Tuesday, 13 April 2010

False Perceptions

This sent in by our non-electro pop correspondent - Neil K

Just to play up to the label of Mr Electro Pop - I admit I bought my first Strangelove CD 50% for the bands name - which is a Depeche Mode single (the other 50% having heard Time For The Rest Of Your Life on Mark Goodiers’ radio show in the mid ‘90s while at my digs at Stafford Uni). You will no doubt be pleased to hear that this one features no electro or pop. Just Radio 1 friendly blasphemy. Guitars. And some brooding teenage angst.

I owned all three albums from this Bristol based band (who were championed by Suede having supported Bret and co); the first two are highly recommended – the second, Love And Other Demons in particular is very strong. Anyway, my mind was drawn back to seeing this band in a small venue in Stoke (curiously I recall only one of the two people I went with). Anyway, the general gist of this posting is how your self made perceptions can be so way off the mark (yes, this means you Mr T with your “Mr Electro Pop” labelling!). My only knowledge of Strangelove at the time had been from playing their first two albums – and seeing some moody black and white photos in NME. I don’t believe I’d seen a video of them (until today) – viva la You Tube. Having three guitarists (not including bass) meant the album is very layered and textured, with lots of intertwining guitar lines, that take a few listens with headphones to make them all out. The first two albums also had more downbeat songs than up tempo attempts at singles, with lush strings on a couple (such as the glorious Sway).

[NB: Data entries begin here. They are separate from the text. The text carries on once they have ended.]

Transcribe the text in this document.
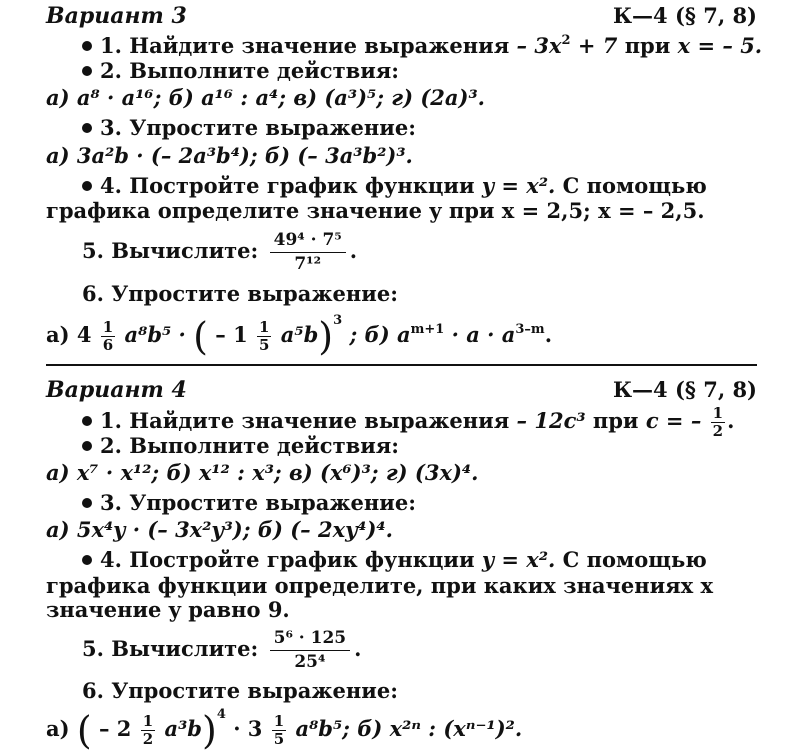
Вариант 3	К—4 (§ 7, 8)
1. Найдите значение выражения – $3x^2 + 7$ при x = – 5.
2. Выполните действия:
а) a⁸ · a¹⁶; б) a¹⁶ : a⁴; в) (a³)⁵; г) (2a)³.
3. Упростите выражение:
а) 3a²b · (– 2a³b⁴); б) (– 3a³b²)³.
4. Постройте график функции y = x². С помощью
графика определите значение y при x = 2,5; x = – 2,5.
5. Вычислите: $\frac{\text{49⁴ · 7⁵}}{\text{7¹²}}$ .
6. Упростите выражение:
а) $4 \frac{1}{6} a^8b^5$ · ( – $1 \frac{1}{5} a^5b)^3$ ; б) $a^{m+1} \cdot a \cdot a^{3-m}$.
Вариант 4	К—4 (§ 7, 8)
1. Найдите значение выражения – 12c³ при c = – $\frac{1}{2}$ .
2. Выполните действия:
а) x⁷ · x¹²; б) x¹² : x³; в) (x⁶)³; г) (3x)⁴.
3. Упростите выражение:
а) 5x⁴y · (– 3x²y³); б) (– 2xy⁴)⁴.
4. Постройте график функции y = x². С помощью
графика функции определите, при каких значениях x
значение y равно 9.
5. Вычислите: $\frac{\text{5⁶ · 125}}{\text{25⁴}}$ .
6. Упростите выражение:
а) ( – $2 \frac{1}{2} a^3b)^4 \cdot 3 \frac{1}{5} a^8b^5$; б) x²ⁿ : (xⁿ⁻¹)².
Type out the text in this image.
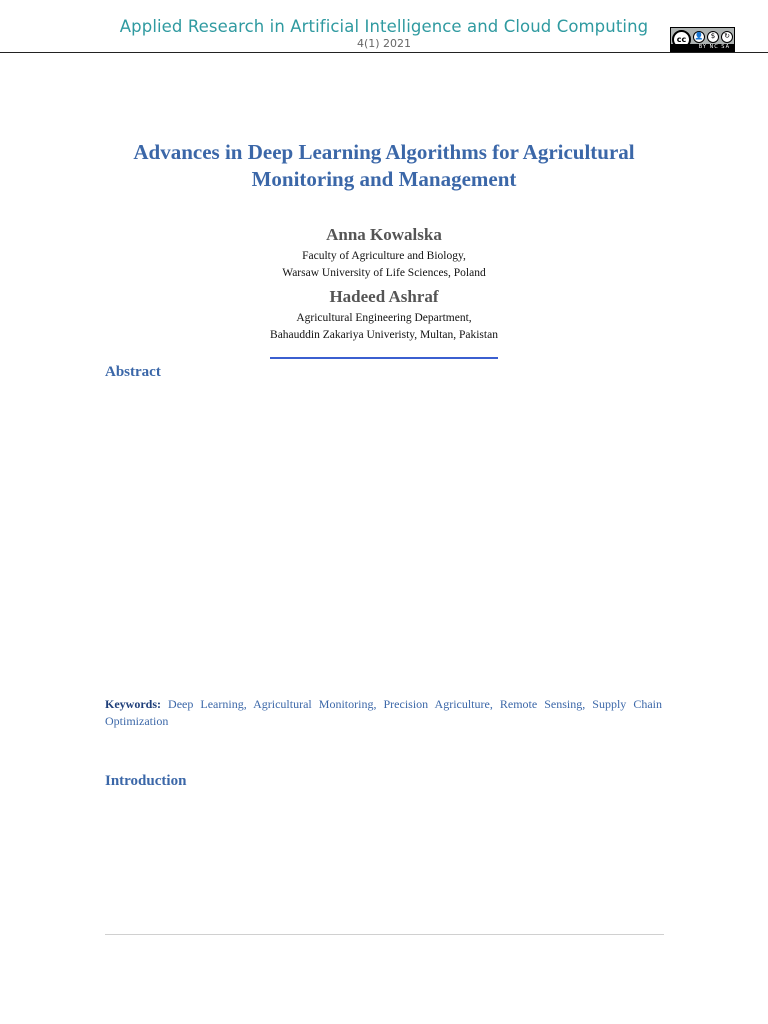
Applied Research in Artificial Intelligence and Cloud Computing
4(1) 2021	cc	👤	$	↻
BY NC SA
Advances in Deep Learning Algorithms for Agricultural Monitoring and Management
Anna Kowalska
Faculty of Agriculture and Biology,
Warsaw University of Life Sciences, Poland
Hadeed Ashraf
Agricultural Engineering Department,
Bahauddin Zakariya Univeristy, Multan, Pakistan
Abstract
Keywords: Deep Learning, Agricultural Monitoring, Precision Agriculture, Remote Sensing, Supply Chain Optimization
Introduction
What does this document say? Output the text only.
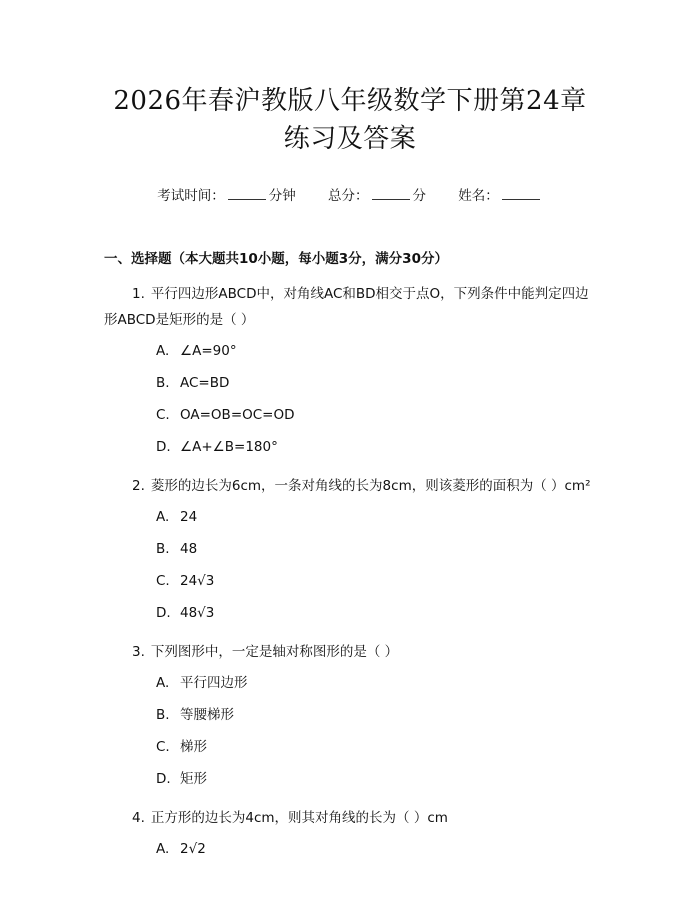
2026年春沪教版八年级数学下册第24章练习及答案
考试时间：	分钟 总分：	分 姓名：
一、选择题（本大题共10小题，每小题3分，满分30分）
1. 平行四边形ABCD中，对角线AC和BD相交于点O，下列条件中能判定四边形ABCD是矩形的是（ ）
A. ∠A=90°
B. AC=BD
C. OA=OB=OC=OD
D. ∠A+∠B=180°
2. 菱形的边长为6cm，一条对角线的长为8cm，则该菱形的面积为（ ）cm²
A. 24
B. 48
C. 24√3
D. 48√3
3. 下列图形中，一定是轴对称图形的是（ ）
A. 平行四边形
B. 等腰梯形
C. 梯形
D. 矩形
4. 正方形的边长为4cm，则其对角线的长为（ ）cm
A. 2√2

Back to my point. All of this evidence led me to believe that the lead singer, Patrick Duff, would be a shy, poetic type – probably hiding behind the microphone with the occasional whispered “thank you” when the lager started to kick in and his confidence levels were up. What I wasn’t expecting, was a gothic Johnny Rotten on speed – said Mr Duff jumping on tables, spitting, generally being aggressive and insulting the audience. The rest of the band were more like I was expecting from an indie rock outfit circa 1995, so I guess it’s fair to say that the singer certainly made for a memorable evening as it was this that led me to write about them. When they split up not long after, two of the guys joined the equally good Witness. I had my own theories that the band must have been so irritated by sharing a tour bus with the lunatic Duff that they could take no more. Maybe. Maybe not. Thinking about it - the fact that Witness played on Jools Hollands show probably makes it more likely the latter – they obviously didn’t mind sharing the stage with annoying pr*cks (click here for a revealing Guardian piece on the troubled Duff).
Anyway, here are the band in their prime with the video for “Time For The Rest Of Your Life” – a video where it seems they dragged 7 people off the street – gave them a camcorder and told them to film them in the dark.

And I’ve just found what Patrick looks like now (just checking he was still alive) – and it appears he is (just) – although it looks like he may be living rough. Perhaps in a tent. On a recently vacated Wolverhampton roundabout. Buy this mans new CD – I’ve not heard it so can’t vouch for it’s quality – but it looks like he needs the pennies and he has “form” as 1/6 of a great band.